Bone is a very important material in our bodies and those of other animals. It is known to consist of a matrix of protein (primarily, collagen) in which are embedded inorganic crystals of calcium phosphate. There is, at present, very little known about how the protein matrix and calcium phosphate crystals stick together, yet if they did not stick together in some way, the calcium phosphate crystals would all sink to the bottom of the bone and the bone would be floppy, and of very little use in supporting our bodies. The interface between the protein and calcium phosphate is thus of key importance in understanding how bone works as a material, how it is tough, and rigid enough to support our bodies and their movement, yet surprisingly resistant to fracture. We will use a measurement method called solid-state NMR to (a) identify which part of the protein matrix interacts with the calcium phosphate and (b) how far apart the matrix and crystals are. We will also look at how much force is required to break the link between the protein and calcium phosphate and see what effect diseases, such as osteoarthritis and osteoporosis have. The hope is that this will give clues as to how to treat these diseases as well as give us important information when building mathematical models to describe the functioning of bone as a material.

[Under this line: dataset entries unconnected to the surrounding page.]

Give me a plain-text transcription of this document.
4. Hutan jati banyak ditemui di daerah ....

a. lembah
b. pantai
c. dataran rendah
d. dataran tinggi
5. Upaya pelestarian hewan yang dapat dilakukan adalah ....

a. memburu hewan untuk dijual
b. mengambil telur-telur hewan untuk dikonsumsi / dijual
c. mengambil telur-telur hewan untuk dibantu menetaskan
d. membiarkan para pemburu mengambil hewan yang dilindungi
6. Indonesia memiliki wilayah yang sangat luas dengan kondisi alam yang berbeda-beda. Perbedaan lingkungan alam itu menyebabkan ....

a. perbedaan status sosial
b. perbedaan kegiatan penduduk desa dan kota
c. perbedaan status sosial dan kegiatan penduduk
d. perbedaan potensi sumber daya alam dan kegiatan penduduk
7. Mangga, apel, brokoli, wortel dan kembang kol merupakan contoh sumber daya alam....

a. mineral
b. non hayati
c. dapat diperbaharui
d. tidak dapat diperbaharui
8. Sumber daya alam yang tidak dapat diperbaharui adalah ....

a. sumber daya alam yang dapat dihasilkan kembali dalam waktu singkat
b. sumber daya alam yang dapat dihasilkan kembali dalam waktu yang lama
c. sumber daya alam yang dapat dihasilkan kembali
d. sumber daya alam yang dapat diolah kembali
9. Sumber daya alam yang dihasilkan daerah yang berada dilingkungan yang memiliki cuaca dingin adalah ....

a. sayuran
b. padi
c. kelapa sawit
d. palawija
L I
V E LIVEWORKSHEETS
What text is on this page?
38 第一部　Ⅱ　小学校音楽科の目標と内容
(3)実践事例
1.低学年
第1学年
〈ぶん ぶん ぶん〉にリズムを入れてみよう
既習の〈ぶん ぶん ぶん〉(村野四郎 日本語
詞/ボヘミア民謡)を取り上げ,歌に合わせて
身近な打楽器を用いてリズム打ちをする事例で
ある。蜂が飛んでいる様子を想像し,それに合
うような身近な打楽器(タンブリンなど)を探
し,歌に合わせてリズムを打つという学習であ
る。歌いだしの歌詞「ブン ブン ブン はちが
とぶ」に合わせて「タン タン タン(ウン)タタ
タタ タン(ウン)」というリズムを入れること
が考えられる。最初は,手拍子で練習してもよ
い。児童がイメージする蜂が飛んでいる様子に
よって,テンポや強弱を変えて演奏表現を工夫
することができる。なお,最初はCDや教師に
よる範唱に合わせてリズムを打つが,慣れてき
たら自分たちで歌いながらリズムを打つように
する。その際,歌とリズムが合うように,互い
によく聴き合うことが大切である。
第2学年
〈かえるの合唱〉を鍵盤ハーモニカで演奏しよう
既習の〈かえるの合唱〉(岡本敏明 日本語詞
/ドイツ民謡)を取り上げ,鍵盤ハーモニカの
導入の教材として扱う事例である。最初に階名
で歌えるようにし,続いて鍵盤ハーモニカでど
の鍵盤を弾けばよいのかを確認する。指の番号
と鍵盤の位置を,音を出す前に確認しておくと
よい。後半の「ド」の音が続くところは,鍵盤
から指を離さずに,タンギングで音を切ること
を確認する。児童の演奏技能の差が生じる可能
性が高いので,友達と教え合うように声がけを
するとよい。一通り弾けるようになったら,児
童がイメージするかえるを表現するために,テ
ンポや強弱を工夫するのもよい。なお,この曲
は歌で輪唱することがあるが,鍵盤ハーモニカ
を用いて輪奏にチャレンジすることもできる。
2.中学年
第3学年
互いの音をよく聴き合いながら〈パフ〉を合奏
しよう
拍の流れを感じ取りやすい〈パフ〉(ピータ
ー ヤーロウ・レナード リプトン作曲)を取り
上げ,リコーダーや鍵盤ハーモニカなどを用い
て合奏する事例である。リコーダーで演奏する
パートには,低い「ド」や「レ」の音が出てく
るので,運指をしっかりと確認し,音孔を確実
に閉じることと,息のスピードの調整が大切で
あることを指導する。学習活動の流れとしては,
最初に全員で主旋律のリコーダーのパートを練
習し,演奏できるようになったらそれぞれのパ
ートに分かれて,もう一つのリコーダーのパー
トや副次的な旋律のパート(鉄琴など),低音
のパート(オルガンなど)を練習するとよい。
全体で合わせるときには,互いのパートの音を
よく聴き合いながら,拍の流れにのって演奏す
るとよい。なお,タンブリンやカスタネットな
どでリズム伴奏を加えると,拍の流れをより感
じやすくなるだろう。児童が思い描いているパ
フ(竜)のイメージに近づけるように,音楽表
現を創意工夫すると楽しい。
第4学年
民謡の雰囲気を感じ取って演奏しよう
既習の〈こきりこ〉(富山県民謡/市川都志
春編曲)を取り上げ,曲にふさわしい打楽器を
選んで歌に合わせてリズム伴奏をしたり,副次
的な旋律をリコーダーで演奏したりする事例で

Bone consists of a protein matrix (primarily collagen) in which are embedded crystals of a complex phase of calcium phosphate, dominated by hydroxyapatite. We will use solid-state NMR (primarily 31-P - 13-C REDOR) to identify the peptide groups in the matrix responsible for binding the matrix to the inorganic phase and to measure the distance of these groups from the crystal surfaces. The surface of the calcium phosphate crystals is known to be disordered, in common with the surface of most ionic crystals. We will use solid-state NMR to further characterise the structural units in the surface, via 31-P and 1-H NMR and various 2D correlation experiments. The work will use a variety of samples, including bone from animals of different ages and those suffering from osteoporosis and osteoarthritis, in order that we can determine the natural range of variation in the protein-mineral interface. In order to characterise the failure mode of the interface, and the stress required to disrupt it, samples will be mechanically impacted and re-examined by NMR.